Before Soichiro could speak, Ryuzaki, with a characteristic lack of explanation, sat down on the nearest ottoman and drew his knees up to his chest. He looked at Light’s father.
“Yagami-san,” he said, “much as I usually support your methods for parenting as well as for policing, before you tear into Light-kun too fervently, I would like to state, simply for your consideration, that it most certainly takes two to tango.”
There was a pause of epic proportions. Ryuzaki touched his thumb thoughtfully to his lips, and the only other movement in the room was a whole lot of blinking on the part of everyone else.
Predictably enough, Matsuda shattered the quiescence with an exultant cry that sounded only slightly strained. “Who wants to go see how Watari’s doing with breakfast?” he crowed.
Explosive agreements burst from the others, who chased him eagerly out the door.
“Is there any more Advil, Matsu?” Mogi was asking as the door in question fell shut behind them. “Or did you chug them all?”
Soichiro Yagami, Chief Director of the Japanese police, and Ryuzaki-L, the World’s Greatest Detective, stared each other down, the latter calmly, the former in utter disbelief.
Ryuzaki’s thumb nail wandered between his teeth. “Yagami-san may address his son now,” he decided, gathering himself to his sockless feet and sidling to the end of the chain, where he pressed his hands over his ears and obligingly averted his eyes.
Light’s father watched Ryuzaki, whose toes were curling and uncurling on the linoleum, for a thirty second-eternity before he spoke.
“Do you love him?” he asked quietly.
“Wh-what?” Light sputtered.
Soichiro folded his arms across his chest, meeting Light’s eyes. “Do you love him, or not?”
Light looked back, his heartbeat singing in his ears with an extremely distracting enthusiasm. “Yes,” his voice said. “I do.”
His father was surprisingly unsurprised. “Then you should tell him so,” he concluded equably.
Light balked. “Tell him?” he repeated. “Tell him? Dad, he’s-he’s L!”
“And you’re Light,” his father replied, though Light didn’t know what that had to do with anything. Soichiro saw his son’s bewilderment and sighed. “Light, I’ll be the first to admit that I can’t keep track of the thoughts that go through that boy’s head-or yours, for that matter-but I do think that it’s safe to say he wouldn’t have jumped into bed with you if he wasn’t fond of you to start with.”
Light hid his face in his hands and made a noise that sounded like a resigned squeak even to his own ears.
His father laid a hand on his shoulder, which Light assumed was meant to be encouraging. “Listen,” he said. “I’ve seen the way you two work together. I’m stunned regularly that you survive being chained together twenty-four hours a day.

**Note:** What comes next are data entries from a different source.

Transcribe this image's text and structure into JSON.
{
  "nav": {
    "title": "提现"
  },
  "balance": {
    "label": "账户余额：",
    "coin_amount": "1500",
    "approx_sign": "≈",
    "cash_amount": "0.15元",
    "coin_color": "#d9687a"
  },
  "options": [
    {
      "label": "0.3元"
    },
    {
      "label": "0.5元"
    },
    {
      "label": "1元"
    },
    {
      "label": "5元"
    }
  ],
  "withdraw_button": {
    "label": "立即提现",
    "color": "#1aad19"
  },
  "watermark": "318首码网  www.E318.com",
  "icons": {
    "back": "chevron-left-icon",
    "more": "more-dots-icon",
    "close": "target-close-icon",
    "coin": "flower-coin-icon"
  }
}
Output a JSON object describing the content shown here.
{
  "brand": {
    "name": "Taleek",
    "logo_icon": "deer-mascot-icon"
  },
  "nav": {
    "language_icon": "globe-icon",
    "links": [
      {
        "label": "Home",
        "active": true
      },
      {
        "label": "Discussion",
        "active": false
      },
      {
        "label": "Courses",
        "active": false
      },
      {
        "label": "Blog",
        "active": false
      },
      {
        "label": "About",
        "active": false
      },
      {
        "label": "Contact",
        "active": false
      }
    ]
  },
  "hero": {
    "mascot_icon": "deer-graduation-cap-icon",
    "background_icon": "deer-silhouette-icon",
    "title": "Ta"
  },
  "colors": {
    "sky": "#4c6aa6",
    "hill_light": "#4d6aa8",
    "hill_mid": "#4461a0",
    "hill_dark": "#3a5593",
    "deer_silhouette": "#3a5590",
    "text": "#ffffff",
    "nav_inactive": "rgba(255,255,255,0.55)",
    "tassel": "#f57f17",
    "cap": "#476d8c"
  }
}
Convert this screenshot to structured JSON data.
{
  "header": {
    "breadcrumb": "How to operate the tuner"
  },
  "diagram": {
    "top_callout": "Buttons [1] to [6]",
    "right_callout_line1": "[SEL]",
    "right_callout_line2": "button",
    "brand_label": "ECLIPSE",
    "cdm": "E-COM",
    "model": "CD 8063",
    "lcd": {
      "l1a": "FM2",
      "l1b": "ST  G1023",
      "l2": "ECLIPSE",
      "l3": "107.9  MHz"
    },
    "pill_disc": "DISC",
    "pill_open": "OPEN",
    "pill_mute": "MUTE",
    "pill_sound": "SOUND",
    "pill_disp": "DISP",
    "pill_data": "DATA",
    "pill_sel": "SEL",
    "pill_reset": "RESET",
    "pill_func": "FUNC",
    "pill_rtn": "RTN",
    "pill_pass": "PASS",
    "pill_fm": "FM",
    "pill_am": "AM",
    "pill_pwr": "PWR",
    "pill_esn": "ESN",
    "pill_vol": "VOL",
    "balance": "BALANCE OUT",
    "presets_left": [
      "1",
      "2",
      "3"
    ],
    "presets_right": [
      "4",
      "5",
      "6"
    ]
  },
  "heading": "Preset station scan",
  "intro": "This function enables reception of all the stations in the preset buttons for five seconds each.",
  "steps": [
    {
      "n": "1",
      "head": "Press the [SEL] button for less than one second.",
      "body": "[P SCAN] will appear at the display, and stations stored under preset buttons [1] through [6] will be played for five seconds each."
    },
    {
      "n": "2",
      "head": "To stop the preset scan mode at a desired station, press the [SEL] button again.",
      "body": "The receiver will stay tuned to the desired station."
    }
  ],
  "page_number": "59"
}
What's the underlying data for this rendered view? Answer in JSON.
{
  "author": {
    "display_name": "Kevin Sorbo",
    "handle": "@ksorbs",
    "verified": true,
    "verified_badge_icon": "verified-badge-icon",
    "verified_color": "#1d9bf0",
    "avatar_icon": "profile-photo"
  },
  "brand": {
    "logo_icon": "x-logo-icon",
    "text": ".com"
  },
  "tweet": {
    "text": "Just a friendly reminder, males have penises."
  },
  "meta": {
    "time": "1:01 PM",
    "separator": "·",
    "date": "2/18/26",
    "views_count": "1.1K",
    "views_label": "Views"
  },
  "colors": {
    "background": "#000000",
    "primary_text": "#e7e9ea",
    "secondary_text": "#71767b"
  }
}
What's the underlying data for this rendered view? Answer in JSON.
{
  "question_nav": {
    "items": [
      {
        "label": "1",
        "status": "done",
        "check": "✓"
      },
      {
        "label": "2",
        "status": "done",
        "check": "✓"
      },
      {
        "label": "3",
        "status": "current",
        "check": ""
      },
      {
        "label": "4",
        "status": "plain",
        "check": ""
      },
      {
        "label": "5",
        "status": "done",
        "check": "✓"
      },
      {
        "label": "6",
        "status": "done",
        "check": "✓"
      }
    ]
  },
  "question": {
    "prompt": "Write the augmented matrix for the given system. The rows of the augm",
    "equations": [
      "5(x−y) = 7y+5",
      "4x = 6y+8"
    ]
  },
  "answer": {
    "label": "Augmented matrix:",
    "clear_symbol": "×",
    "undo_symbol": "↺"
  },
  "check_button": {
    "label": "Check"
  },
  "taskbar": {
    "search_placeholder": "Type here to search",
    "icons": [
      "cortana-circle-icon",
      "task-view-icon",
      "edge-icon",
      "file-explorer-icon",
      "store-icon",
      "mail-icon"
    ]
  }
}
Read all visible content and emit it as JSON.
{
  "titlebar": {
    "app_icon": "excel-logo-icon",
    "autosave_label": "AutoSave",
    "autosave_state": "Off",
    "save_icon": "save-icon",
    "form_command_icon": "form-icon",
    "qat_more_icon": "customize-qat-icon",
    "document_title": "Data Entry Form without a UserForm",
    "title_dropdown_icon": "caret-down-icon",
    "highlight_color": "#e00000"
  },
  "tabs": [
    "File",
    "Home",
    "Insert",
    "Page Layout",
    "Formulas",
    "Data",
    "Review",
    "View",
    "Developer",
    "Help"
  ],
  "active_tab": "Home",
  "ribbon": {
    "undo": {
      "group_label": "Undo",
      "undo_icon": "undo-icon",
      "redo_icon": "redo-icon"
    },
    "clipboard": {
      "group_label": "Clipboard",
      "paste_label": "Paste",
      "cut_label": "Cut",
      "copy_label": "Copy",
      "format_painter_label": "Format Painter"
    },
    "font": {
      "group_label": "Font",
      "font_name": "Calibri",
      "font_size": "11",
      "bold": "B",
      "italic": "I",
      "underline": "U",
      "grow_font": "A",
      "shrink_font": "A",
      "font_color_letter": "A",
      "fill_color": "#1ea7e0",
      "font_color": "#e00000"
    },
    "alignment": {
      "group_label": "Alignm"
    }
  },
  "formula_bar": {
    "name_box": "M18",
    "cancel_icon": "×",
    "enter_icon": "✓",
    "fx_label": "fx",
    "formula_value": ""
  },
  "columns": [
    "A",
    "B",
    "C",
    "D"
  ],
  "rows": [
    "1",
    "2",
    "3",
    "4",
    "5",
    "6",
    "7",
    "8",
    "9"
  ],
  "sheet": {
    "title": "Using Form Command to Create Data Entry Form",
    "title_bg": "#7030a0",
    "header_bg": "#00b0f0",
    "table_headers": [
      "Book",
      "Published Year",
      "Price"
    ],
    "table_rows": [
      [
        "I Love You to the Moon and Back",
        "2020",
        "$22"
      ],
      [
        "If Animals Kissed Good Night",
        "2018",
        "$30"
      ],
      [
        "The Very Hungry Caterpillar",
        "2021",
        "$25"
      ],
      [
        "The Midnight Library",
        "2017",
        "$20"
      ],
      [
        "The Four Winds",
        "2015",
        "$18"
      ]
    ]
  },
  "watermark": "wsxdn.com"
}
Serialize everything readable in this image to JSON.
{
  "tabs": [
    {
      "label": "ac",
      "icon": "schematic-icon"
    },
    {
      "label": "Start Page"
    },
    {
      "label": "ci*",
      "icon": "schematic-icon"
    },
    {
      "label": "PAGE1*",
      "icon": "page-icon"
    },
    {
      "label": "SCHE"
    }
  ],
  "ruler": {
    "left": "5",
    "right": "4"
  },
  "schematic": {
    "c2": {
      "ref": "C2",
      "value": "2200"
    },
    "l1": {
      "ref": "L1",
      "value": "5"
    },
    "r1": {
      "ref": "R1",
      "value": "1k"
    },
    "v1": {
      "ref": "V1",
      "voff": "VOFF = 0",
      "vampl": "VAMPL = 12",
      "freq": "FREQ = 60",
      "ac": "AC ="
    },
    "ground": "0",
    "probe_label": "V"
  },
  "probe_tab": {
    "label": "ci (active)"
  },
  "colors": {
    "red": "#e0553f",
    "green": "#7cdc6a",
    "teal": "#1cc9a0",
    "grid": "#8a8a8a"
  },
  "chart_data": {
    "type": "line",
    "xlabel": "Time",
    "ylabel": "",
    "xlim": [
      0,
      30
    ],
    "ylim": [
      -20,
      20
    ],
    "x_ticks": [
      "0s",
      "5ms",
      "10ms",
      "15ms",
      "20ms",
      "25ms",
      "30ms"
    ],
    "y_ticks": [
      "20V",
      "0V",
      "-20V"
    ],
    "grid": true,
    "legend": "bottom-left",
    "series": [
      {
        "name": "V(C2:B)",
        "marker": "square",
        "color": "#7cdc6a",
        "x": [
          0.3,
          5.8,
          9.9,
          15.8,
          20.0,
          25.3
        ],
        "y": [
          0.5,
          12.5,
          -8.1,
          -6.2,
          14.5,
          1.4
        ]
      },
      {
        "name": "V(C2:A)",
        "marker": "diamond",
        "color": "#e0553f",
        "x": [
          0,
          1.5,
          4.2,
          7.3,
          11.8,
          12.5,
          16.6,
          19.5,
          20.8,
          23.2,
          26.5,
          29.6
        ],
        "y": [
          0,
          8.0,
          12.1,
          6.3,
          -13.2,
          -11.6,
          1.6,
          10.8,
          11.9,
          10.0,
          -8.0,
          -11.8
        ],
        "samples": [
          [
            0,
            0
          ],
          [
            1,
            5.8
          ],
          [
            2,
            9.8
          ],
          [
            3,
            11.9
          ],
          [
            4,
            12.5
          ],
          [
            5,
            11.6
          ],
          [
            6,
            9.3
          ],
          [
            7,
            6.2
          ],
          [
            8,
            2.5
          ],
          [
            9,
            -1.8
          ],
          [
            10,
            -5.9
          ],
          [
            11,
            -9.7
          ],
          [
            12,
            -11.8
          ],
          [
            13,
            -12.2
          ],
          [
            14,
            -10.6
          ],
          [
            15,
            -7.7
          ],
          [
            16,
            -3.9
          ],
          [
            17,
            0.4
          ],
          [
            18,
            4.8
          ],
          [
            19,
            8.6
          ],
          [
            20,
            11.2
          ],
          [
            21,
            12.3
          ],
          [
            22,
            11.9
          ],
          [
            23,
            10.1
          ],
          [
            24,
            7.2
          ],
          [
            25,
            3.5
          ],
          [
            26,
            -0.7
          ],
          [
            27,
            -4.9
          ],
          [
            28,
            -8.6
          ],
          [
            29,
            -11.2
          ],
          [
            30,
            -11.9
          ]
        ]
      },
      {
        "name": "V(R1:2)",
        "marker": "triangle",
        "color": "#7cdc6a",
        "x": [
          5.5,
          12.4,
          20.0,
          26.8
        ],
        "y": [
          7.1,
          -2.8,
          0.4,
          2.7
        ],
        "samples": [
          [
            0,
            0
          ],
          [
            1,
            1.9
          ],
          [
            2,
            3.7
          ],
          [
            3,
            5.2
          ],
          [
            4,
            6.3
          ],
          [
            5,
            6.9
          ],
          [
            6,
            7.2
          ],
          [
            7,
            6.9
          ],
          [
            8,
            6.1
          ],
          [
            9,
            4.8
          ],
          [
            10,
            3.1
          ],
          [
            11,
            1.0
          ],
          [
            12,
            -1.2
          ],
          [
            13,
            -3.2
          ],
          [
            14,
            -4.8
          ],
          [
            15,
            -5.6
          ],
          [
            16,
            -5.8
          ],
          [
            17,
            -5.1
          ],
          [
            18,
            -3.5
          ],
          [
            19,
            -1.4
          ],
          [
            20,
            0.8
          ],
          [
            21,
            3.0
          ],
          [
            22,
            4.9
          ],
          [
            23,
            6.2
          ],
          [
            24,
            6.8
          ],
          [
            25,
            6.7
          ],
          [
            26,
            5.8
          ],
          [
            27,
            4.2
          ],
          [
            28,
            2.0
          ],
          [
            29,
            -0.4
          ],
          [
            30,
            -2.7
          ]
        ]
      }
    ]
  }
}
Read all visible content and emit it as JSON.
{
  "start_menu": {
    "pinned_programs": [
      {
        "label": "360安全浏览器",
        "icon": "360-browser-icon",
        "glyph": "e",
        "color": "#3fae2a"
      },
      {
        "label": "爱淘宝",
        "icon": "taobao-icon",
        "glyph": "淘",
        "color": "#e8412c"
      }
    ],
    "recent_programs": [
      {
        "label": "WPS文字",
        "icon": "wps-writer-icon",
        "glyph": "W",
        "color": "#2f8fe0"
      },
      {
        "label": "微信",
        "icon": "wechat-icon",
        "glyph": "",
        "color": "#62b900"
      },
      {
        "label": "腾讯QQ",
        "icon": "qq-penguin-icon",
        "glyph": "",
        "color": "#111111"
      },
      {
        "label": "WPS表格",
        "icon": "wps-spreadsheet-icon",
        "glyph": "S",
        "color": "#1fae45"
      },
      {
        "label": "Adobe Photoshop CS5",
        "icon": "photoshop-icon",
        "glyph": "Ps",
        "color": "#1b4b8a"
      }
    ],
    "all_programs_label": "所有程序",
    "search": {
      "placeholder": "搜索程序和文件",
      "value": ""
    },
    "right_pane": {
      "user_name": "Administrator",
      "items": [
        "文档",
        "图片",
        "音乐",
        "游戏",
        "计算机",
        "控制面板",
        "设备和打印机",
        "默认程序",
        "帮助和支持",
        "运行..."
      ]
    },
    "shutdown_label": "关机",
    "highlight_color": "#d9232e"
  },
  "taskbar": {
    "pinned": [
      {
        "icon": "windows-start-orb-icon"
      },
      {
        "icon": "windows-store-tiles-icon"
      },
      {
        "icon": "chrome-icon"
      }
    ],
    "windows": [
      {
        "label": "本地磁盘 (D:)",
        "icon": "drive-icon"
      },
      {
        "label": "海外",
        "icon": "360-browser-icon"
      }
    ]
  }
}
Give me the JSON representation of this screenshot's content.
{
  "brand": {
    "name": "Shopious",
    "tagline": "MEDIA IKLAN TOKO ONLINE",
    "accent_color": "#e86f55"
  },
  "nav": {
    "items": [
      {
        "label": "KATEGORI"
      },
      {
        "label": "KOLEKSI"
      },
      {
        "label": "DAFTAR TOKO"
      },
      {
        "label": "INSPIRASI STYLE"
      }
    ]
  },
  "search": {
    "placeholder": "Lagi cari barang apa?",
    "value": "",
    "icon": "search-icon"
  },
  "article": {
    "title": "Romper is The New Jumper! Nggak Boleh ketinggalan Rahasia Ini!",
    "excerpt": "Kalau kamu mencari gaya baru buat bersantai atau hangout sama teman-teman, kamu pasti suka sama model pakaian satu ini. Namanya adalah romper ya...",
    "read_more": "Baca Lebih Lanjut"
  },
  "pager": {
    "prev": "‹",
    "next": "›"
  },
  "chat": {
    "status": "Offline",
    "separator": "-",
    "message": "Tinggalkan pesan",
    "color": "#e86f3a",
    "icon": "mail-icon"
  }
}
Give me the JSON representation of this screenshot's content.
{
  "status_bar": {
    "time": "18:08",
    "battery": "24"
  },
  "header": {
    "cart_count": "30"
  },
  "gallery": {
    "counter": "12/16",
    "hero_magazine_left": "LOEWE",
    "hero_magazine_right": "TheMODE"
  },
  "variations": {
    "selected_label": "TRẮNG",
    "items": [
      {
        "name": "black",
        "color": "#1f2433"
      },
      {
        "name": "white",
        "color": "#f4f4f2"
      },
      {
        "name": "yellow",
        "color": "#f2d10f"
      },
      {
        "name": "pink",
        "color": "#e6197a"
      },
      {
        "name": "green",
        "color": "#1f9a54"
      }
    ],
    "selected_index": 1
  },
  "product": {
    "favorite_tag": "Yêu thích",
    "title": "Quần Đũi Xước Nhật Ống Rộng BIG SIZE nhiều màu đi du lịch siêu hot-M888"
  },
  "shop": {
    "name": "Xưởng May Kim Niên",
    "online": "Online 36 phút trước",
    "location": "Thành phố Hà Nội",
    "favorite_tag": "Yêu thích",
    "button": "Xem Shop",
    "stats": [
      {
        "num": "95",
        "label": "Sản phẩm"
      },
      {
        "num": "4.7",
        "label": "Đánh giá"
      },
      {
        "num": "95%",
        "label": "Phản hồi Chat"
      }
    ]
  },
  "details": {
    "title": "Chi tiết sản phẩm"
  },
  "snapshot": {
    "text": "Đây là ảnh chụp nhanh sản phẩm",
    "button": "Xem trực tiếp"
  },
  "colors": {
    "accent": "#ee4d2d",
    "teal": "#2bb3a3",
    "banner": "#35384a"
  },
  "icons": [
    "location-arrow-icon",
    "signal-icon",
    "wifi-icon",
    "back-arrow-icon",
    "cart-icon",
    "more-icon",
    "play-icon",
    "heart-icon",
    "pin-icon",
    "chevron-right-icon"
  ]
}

And I’ve lost count of the times you’ve both been so passionate about something that it’s devolved into a fight. You know what that says to me, Light? It says that you’re two people cut from the same crazy, incomprehensible cloth. Obviously, it’s up to you, and it’ll always be up to you, but I think that two people like that should stick together, because they’re sure as hell not going to find anyone else like them in the rest of this ridiculous world. They don’t make them like the two of you very often. You understand each other. You can keep up with each other, which is more than any of the rest of us can do. If you’ve been lucky enough to fall in love with each other, too, then-well, take it when you’ve got it, Light. This sort of thing doesn’t come around twice.”
Light stared at his father, peeking through his fingers. “Aren’t you the least bit concerned,” he managed, “that your only son just turned out to be a flaming homosexual?”
Soichiro slapped his forehead resonantly.